Raisi menjabat sebagai wakil kepala kehakiman selama 10 tahun, sebelum diangkat menjadi jaksa agung pada 2014. Lima tahun kemudian, Amerika Serikat menjatuhkan sanksi kepadanya atas pelanggaran hak asasi manusia, termasuk eksekusi tahun 1980-an.

Mencari kursi kepresidenan, Raisi kalah dari petahana pragmatis Hassan Rouhani dalam pemilu 2017. Kegagalannya secara luas dikaitkan dengan rekaman audio berusia 28 tahun yang muncul pada tahun 2016 dan konon menyoroti perannya dalam eksekusi tersebut.

Dalam rekaman itu, mendiang Ayatollah Hossein Ali Montazeri, wakil pemimpin tertinggi saat itu, berbicara tentang pembunuhan tersebut. Putra Montazeri ditangkap dan dipenjara karena merilis rekaman itu.

Kampanye Presiden 2021 berakhir dengan kemenangan raisi yang membawa semua cabang kekuasaan di negara itu di bawah kendali garis keras yang setia kepada Pemimpin Tertinggi Ayatollah Ali Khamenei untuk pertama kalinya dalam beberapa tahun.

Kemenangan pemilihannya tampaknya memoles peluang Raisi suatu hari menggantikan Khamenei yang berusia 83 tahun. Tetapi beberapa analis dan orang dalam percaya bahwa kegagalannya untuk meningkatkan ekonomi yang sedang sakit dan kesulitan kebijakan luar negerinya telah merusak prospeknya.

Khamenei, bukan presiden, memiliki keputusan akhir atas semua kebijakan utama di bawah sistem politik ganda Iran yang terbagi antara ulama Syiah dan pemerintah.

"Raisi tidak mendorong represi. Dia adalah alatnya," kata Vaez dari ICG. Tetapi sikap garis kerasnya, yang sangat dekat dengan Khamenei, membantu memandu kebijakan di luar negeri maupun di dalam negeri.

Sejak pemilihannya, Iran telah bermain keras dalam negosiasi untuk menyelamatkan kesepakatan nuklirnya yang compang-camping dengan kekuatan dunia, bertaruh bahwa Iran memiliki pengaruh untuk memenangkan keringanan sanksi yang luas sebagai imbalan atas pembatasan teknologi pengayaan uraniumnya yang semakin maju.

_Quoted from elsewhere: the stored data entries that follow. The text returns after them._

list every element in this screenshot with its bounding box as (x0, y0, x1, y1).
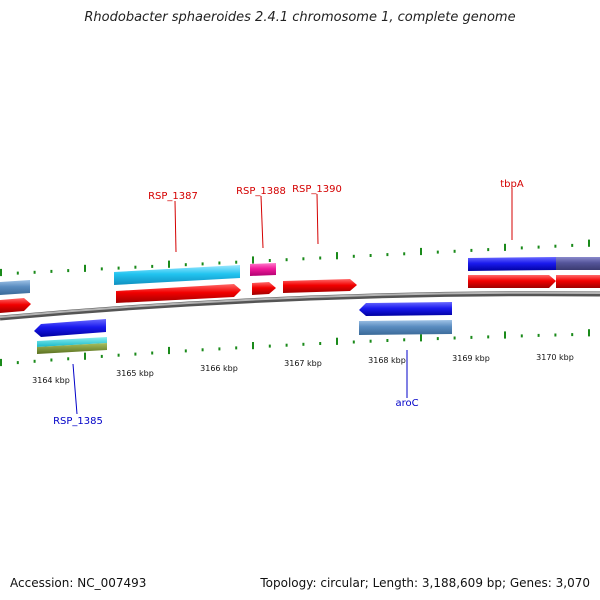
gene-label-tbpa[interactable]: tbpA (500, 179, 524, 190)
gene-label-rsp1388[interactable]: RSP_1388 (236, 186, 286, 197)
forward-tick-marks (0, 239, 590, 277)
gene-feature[interactable] (250, 263, 276, 276)
gene-arrow[interactable] (252, 282, 276, 295)
tick-label: 3167 kbp (284, 359, 322, 368)
reverse-tick-marks (0, 329, 590, 367)
gene-feature[interactable] (37, 337, 107, 347)
gene-arrow[interactable] (556, 275, 600, 288)
tick-label: 3165 kbp (116, 369, 154, 378)
tick-label: 3168 kbp (368, 356, 406, 365)
axis-tick-labels: 3164 kbp 3165 kbp 3166 kbp 3167 kbp 3168… (32, 353, 574, 385)
accession-text: Accession: NC_007493 (10, 576, 147, 590)
leader-line (260, 195, 264, 249)
gene-feature[interactable] (37, 343, 107, 354)
gene-label-rsp1390[interactable]: RSP_1390 (292, 184, 342, 195)
tick-label: 3164 kbp (32, 376, 70, 385)
leader-line (174, 200, 177, 253)
gene-arrow[interactable] (34, 319, 106, 337)
gene-arrow[interactable] (283, 279, 357, 293)
gene-feature[interactable] (468, 257, 556, 271)
tick-label: 3169 kbp (452, 354, 490, 363)
gene-arrow[interactable] (116, 284, 241, 303)
leader-line (72, 363, 78, 415)
gene-arrow[interactable] (359, 302, 452, 316)
gene-label-rsp1385[interactable]: RSP_1385 (53, 416, 103, 427)
gene-feature[interactable] (0, 280, 30, 295)
map-title: Rhodobacter sphaeroides 2.4.1 chromosome… (84, 10, 516, 25)
gene-feature[interactable] (556, 257, 600, 270)
genome-backbone (0, 291, 600, 321)
leader-line (316, 193, 319, 245)
gene-label-rsp1387[interactable]: RSP_1387 (148, 191, 198, 202)
gene-feature[interactable] (114, 265, 240, 285)
gene-label-aroc[interactable]: aroC (395, 398, 418, 409)
topology-text: Topology: circular; Length: 3,188,609 bp… (260, 576, 590, 590)
gene-arrow[interactable] (468, 275, 556, 288)
gene-feature[interactable] (359, 320, 452, 335)
gene-arrow[interactable] (0, 298, 31, 313)
tick-label: 3166 kbp (200, 364, 238, 373)
tick-label: 3170 kbp (536, 353, 574, 362)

Khamenei mendukung kesepakatan awal 2015 yang dinegosiasikan oleh pemerintah pragmatis Rouhani, memenangkan pencabutan sementara isolasi ekonomi dan politik Iran.

Tetapi pada tahun 2018, Presiden Donald Trump menarik Amerika Serikat dari pakta tersebut dan menerapkan kembali sanksi, dengan mengatakan kesepakatan - yang dicapai sebelum dia menjabat - terlalu lunak terhadap Teheran.